ILMC and PK are currently working on a regional community-based, collaborative project "Maya in the Global Midwest" alongside Maya community members, immigrant-serving organizations in Ohio and Champaign, and Dr. Maria García (UEM) and Dr. Laura Horton (UW) and graduate student Nathalie Martinez under the Humanities Without Walls research grand challenge grant sponsored by the Humanities Research Institute @ UIUC.

You can keep up with the Pixan Konob’ Language Justice Collective on their Instagram and read about this collaboration via the Illinois News

The Indigenous Languages on the Move Collective offers student volunteer opportunities. Please see the following opportunity for the 2023 - 2024 Academic Year. 

 

Mayan Languages on the Move: Building Indigenous Language Activism and Cross-Community Support

This project seeks student volunteers to train as community-based language activists that can provide infrastructure to develop and strengthen Maya intellectuals, interpreters, and artists key in the promotion of Indigenous languages. This semester we will work on supporting Pixan Konob's Mayan Languages Interpreters Collective work translating and producing materials on COVID19 for the Champaign area and beyond. We will also work with the Maya Heritage Community Project at Kennesaw State University. 

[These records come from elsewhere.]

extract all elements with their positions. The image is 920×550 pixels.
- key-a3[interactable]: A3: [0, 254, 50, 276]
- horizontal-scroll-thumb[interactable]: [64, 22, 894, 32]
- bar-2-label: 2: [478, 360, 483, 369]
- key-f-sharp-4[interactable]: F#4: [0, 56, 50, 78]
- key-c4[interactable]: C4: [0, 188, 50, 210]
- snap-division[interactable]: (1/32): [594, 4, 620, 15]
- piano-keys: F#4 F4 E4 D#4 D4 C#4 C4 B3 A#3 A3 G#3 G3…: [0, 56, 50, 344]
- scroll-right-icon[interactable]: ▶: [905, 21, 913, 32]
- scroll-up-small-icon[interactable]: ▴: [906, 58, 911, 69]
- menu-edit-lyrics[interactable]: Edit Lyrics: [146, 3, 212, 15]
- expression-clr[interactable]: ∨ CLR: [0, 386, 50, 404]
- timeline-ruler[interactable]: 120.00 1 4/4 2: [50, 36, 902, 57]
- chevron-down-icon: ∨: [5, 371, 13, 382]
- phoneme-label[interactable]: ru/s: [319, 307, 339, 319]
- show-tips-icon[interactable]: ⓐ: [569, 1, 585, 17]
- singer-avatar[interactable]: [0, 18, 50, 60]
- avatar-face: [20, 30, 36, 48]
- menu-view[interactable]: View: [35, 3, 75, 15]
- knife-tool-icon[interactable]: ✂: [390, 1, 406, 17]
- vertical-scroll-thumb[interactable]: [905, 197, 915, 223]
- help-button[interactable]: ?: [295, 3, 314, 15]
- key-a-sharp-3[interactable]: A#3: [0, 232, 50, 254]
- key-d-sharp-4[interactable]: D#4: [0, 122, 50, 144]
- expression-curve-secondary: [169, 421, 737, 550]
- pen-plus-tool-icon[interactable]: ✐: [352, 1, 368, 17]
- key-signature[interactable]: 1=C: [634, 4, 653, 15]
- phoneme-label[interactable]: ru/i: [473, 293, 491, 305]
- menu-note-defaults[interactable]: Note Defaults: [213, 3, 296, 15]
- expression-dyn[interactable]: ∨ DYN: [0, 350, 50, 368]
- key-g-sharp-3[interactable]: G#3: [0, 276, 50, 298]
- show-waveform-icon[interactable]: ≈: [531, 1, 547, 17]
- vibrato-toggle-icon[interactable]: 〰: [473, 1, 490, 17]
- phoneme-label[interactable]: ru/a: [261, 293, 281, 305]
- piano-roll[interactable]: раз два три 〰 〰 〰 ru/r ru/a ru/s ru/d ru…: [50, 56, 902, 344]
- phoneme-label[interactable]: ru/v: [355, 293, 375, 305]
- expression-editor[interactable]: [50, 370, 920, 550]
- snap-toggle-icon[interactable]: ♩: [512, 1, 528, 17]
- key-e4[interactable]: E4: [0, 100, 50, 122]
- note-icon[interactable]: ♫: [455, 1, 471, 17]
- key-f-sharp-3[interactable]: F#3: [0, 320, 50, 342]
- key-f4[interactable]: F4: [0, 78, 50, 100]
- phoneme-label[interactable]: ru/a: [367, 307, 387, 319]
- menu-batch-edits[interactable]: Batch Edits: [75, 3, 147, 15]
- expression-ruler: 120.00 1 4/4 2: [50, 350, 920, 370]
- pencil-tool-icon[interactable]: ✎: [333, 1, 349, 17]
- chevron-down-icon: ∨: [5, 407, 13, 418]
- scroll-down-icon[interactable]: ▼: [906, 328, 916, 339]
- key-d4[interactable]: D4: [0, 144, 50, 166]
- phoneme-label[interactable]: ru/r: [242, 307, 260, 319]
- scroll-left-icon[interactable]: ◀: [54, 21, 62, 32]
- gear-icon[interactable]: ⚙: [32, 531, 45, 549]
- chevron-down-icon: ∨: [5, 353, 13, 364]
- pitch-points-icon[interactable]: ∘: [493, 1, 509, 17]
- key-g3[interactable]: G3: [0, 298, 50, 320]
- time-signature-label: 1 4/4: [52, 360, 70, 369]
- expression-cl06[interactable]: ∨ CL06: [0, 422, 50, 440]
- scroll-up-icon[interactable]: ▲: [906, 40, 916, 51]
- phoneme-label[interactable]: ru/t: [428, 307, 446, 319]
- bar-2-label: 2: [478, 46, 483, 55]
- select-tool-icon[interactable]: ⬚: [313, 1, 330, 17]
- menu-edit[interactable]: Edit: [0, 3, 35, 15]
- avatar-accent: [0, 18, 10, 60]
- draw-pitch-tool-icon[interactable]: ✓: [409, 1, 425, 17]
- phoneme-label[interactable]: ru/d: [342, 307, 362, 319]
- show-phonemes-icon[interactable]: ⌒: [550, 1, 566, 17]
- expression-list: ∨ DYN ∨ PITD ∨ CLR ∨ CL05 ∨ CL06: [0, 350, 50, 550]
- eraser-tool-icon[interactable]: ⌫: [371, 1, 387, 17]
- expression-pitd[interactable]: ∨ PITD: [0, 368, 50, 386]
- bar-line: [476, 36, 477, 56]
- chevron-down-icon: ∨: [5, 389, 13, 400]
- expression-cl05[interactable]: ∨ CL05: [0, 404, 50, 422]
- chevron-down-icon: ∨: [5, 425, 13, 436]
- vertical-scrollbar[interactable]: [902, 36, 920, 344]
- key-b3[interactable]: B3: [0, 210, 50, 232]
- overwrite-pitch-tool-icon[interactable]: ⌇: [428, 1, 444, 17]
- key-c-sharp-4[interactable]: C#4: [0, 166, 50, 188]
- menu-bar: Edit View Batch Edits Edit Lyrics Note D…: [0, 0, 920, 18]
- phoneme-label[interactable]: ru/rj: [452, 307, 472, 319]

We understand that Indigenous languages constitute critical vehicles of knowledge, cultures, and values that hold communities together. Their promotion, preservation, and revitalization is a crucial right that should be protected.

This project is looking for students interested in language activism. Expectations are for students to work gathering information on language access programs and to help design a language survey for the Champaign area.

Some level of Spanish speaking is preferred but not required. Interested students must be able to work independently.